The definition explicitly allows a binary tree to be empty (“the nodes, if any”).
Without this, of course, the recursive definition would lead to an infinite
structure, whereas our binary trees are, as the definition also prescribes, finite.
If not empty, a binary tree always has a root, and may have: no subtree; a
left subtree only; a right subtree only; or both.
I have some questions on binary trees:
Wikipedia states that a binary tree is complete when "A complete binary tree is a binary tree in which every level, except possibly the last, is completely filled, and all nodes are as far left as possible." What does the last "as far left as possible" passage mean?
A well-formed binary tree is said to be "height-balanced" if (1) it is empty, or (2) its left and right children are height-balanced and the height of the left tree is within 1 of the height of the right tree, taken from How to determine if binary tree is balanced?, is this correct or there's "jitter" on the 1-value? I read on the answer I linked that there could be also a difference factor of 4 between the height of the right and the left tree
Do the complete and height-balanced definitions just apply to binary tree or just any other tree?
Following the reference of the definition in wikipedia, I got to
this page.
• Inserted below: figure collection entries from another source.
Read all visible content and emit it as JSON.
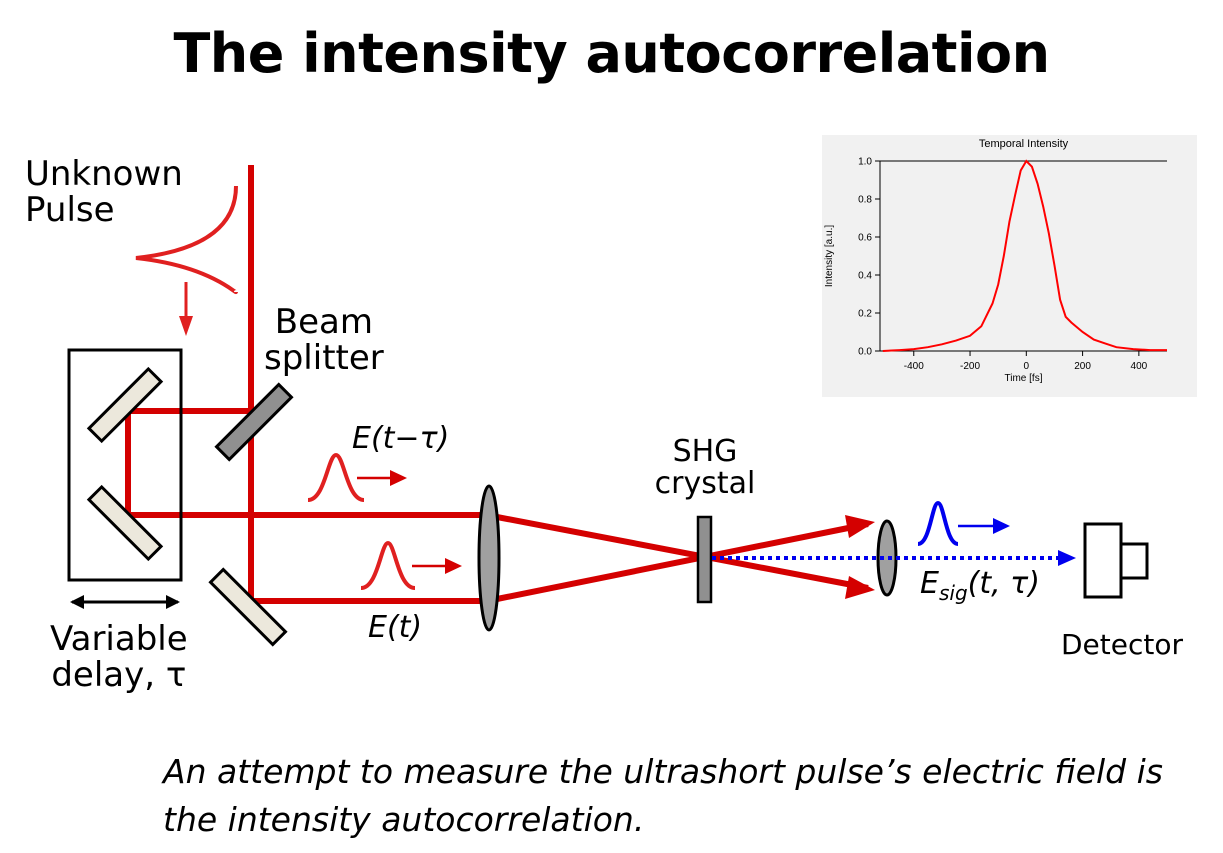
{
  "title": "The intensity autocorrelation",
  "labels": {
    "unknown_pulse_line1": "Unknown",
    "unknown_pulse_line2": "Pulse",
    "beam_splitter_line1": "Beam",
    "beam_splitter_line2": "splitter",
    "delayed_field": "E(t−τ)",
    "field": "E(t)",
    "shg_line1": "SHG",
    "shg_line2": "crystal",
    "signal_field_base": "E",
    "signal_field_sub": "sig",
    "signal_field_args": "(t, τ)",
    "detector": "Detector",
    "variable_delay_line1": "Variable",
    "variable_delay_line2": "delay, τ"
  },
  "caption_line1": "An attempt to measure the ultrashort pulse’s electric field is",
  "caption_line2": "the intensity autocorrelation.",
  "colors": {
    "beam": "#d40000",
    "pulse": "#e02020",
    "signal": "#0000ee",
    "mirror_fill": "#ece8dc",
    "splitter_fill": "#909090",
    "lens_fill": "#a0a0a0"
  },
  "chart_data": {
    "type": "line",
    "title": "Temporal Intensity",
    "xlabel": "Time [fs]",
    "ylabel": "Intensity [a.u.]",
    "xlim": [
      -520,
      500
    ],
    "ylim": [
      0,
      1.0
    ],
    "x_ticks": [
      -400,
      -200,
      0,
      200,
      400
    ],
    "y_ticks": [
      0.0,
      0.2,
      0.4,
      0.6,
      0.8,
      1.0
    ],
    "x_tick_labels": [
      "-400",
      "-200",
      "0",
      "200",
      "400"
    ],
    "y_tick_labels": [
      "0.0",
      "0.2",
      "0.4",
      "0.6",
      "0.8",
      "1.0"
    ],
    "grid": false,
    "series": [
      {
        "color": "#ff0000",
        "x": [
          -510,
          -450,
          -400,
          -350,
          -300,
          -250,
          -200,
          -160,
          -120,
          -100,
          -80,
          -60,
          -40,
          -20,
          0,
          20,
          40,
          60,
          80,
          100,
          120,
          140,
          160,
          200,
          240,
          280,
          320,
          380,
          440,
          500
        ],
        "y": [
          0.0,
          0.005,
          0.01,
          0.02,
          0.035,
          0.055,
          0.08,
          0.13,
          0.25,
          0.35,
          0.5,
          0.68,
          0.82,
          0.95,
          1.0,
          0.97,
          0.88,
          0.76,
          0.62,
          0.45,
          0.27,
          0.18,
          0.15,
          0.1,
          0.06,
          0.04,
          0.02,
          0.01,
          0.005,
          0.005
        ]
      }
    ]
  }
}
The definition was taken from there but modified:
Definition: A binary tree in which every level, except possibly the deepest, is completely filled. At depth n, the height of the
tree, all nodes must be as far left as possible.
It continues with a note below though,
A complete binary tree has 2k nodes at every depth k < n and between 2n and 2^(n+1) - 1 nodes altogether.
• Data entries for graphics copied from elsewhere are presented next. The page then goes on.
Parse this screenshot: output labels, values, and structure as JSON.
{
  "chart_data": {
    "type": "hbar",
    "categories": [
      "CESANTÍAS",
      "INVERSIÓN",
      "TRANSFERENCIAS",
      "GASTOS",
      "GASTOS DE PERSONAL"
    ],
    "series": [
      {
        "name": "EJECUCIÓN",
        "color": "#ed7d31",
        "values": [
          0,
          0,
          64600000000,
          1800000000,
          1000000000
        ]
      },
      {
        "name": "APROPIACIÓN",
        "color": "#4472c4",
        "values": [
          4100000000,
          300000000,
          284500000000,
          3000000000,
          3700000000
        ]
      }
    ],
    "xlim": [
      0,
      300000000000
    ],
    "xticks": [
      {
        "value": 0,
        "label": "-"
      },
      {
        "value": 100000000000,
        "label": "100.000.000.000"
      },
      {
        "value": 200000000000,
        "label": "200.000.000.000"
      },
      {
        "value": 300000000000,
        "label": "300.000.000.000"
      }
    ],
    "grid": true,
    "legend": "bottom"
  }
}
Sometimes, definitions vary according to convenience (be useful for something). That passage might be a variation which, as I understand, requires leaf nodes to fill first the left side of the deepest level (that is, fill from left to right). The definition that I usually found is exactly as described above but without that
passage.
Usually the definition taken for height-balanced tree is the one you
described. In other words:
A tree is balanced if and only if for every node the heights of its two subtrees differ by at most 1.
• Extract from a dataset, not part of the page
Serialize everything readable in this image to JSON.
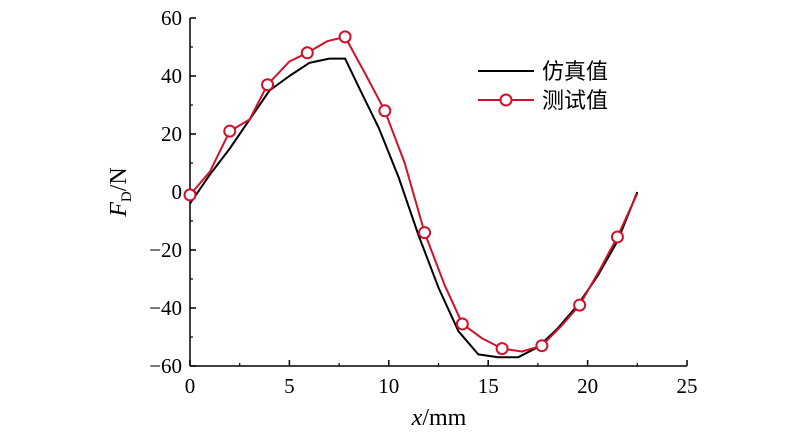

That definition was taken from here. Again, sometimes definitions are made more flexible to serve specific purposes. For example, the definition of an AVL tree says that
In an AVL tree, the heights of the two child subtrees of any node
differ by at most one
Still, I remember once I had to rewrite an algorithm so that the tree
would be considered height-balanced if the two child subtrees of any
node differed by at most 2. Note that the definition you gave is recursive, this is very common for binary trees.
In a tree whose number of children is variable, you wouldn't be able to say that it is complete (any parent could have the number of children that you want). Still, it can apply to n-ary trees (with a fixed amount of n children).
Do the complete and height-balanced definitions just apply to binary
tree or just any other tree?
Short answer: Yes, it can be extended to any n-ary tree.